We are thrilled to embark on the first phase of the project,” said Placer County District 5 Supervisor Cindy Gustafson. “This project represents our commitment to providing accessible and well-designed recreational spaces for our community that address the neighbors’ concerns and provide the public with recreational opportunities. We look forward to the continued growth and development of this extraordinary trail system, enabling residents and visitors to explore and enjoy the natural wonders of Placer County.”
The phase also incorporates the installation of equestrian watering stations, mounting blocks and hitching posts, catering to the needs of equestrian enthusiasts.
The new trailhead is expected to open to the public in late 2024 or early 2025.
Given the known popularity of Hidden Falls, parking reservations will be required at the Bell Road entrance seven days a week.
The county has received $3 million in grant funding for the project from the Recreational Trails and Greenways grant program funded by Proposition 68 – The California Drought, Water, Parks, Climate, Coastal Protection, and Outdoor Access for All Act of 2018.
The project is also supported with $2.9 million in county general funds and local park dedication fees.

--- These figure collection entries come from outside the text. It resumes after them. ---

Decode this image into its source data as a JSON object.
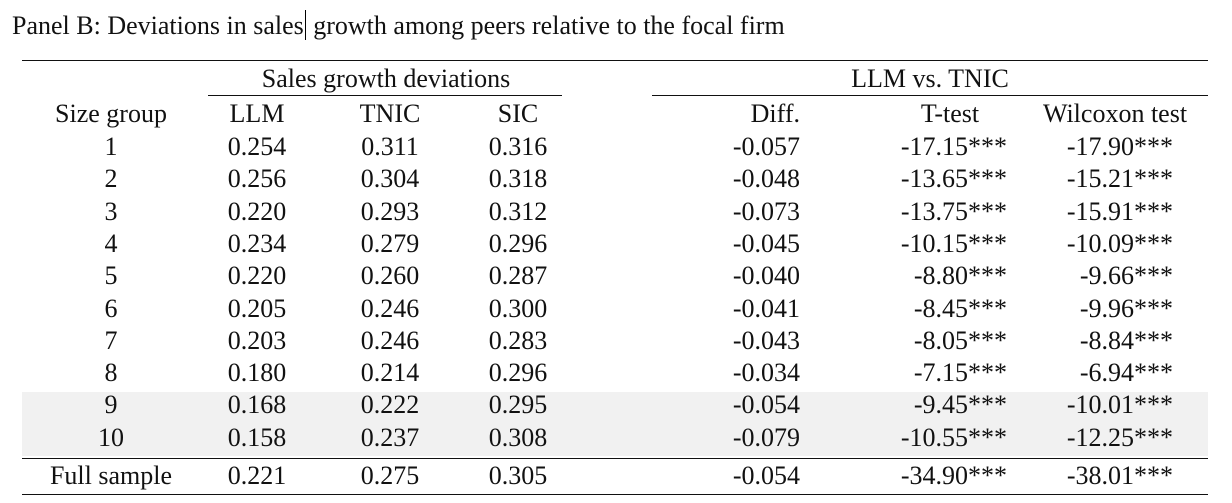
{
  "title_part1": "Panel B: Deviations in sales",
  "title_part2": " growth among peers relative to the focal firm",
  "group_headers": {
    "sales": "Sales growth deviations",
    "llm_vs_tnic": "LLM vs. TNIC"
  },
  "columns": [
    "Size group",
    "LLM",
    "TNIC",
    "SIC",
    "Diff.",
    "T-test",
    "Wilcoxon test"
  ],
  "rows": [
    [
      "1",
      "0.254",
      "0.311",
      "0.316",
      "-0.057",
      "-17.15***",
      "-17.90***"
    ],
    [
      "2",
      "0.256",
      "0.304",
      "0.318",
      "-0.048",
      "-13.65***",
      "-15.21***"
    ],
    [
      "3",
      "0.220",
      "0.293",
      "0.312",
      "-0.073",
      "-13.75***",
      "-15.91***"
    ],
    [
      "4",
      "0.234",
      "0.279",
      "0.296",
      "-0.045",
      "-10.15***",
      "-10.09***"
    ],
    [
      "5",
      "0.220",
      "0.260",
      "0.287",
      "-0.040",
      "-8.80***",
      "-9.66***"
    ],
    [
      "6",
      "0.205",
      "0.246",
      "0.300",
      "-0.041",
      "-8.45***",
      "-9.96***"
    ],
    [
      "7",
      "0.203",
      "0.246",
      "0.283",
      "-0.043",
      "-8.05***",
      "-8.84***"
    ],
    [
      "8",
      "0.180",
      "0.214",
      "0.296",
      "-0.034",
      "-7.15***",
      "-6.94***"
    ],
    [
      "9",
      "0.168",
      "0.222",
      "0.295",
      "-0.054",
      "-9.45***",
      "-10.01***"
    ],
    [
      "10",
      "0.158",
      "0.237",
      "0.308",
      "-0.079",
      "-10.55***",
      "-12.25***"
    ]
  ],
  "full_sample": [
    "Full sample",
    "0.221",
    "0.275",
    "0.305",
    "-0.054",
    "-34.90***",
    "-38.01***"
  ]
}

For more information visit the Hidden Falls Regional Park Trails and Open Space Expansion Project.
DID YOU KNOW?
Placer County residents voted against Proposition 68 (55.41% against, 44.59% for), a bond measure with a $4 billion price tag. Named California Drought, Water, Parks, Climate, Coastal Protection, and Outdoor Access For All Act of 2018. Prop 68 is also responsible for Sunset Whitney Recreation Area improvements in Rocklin.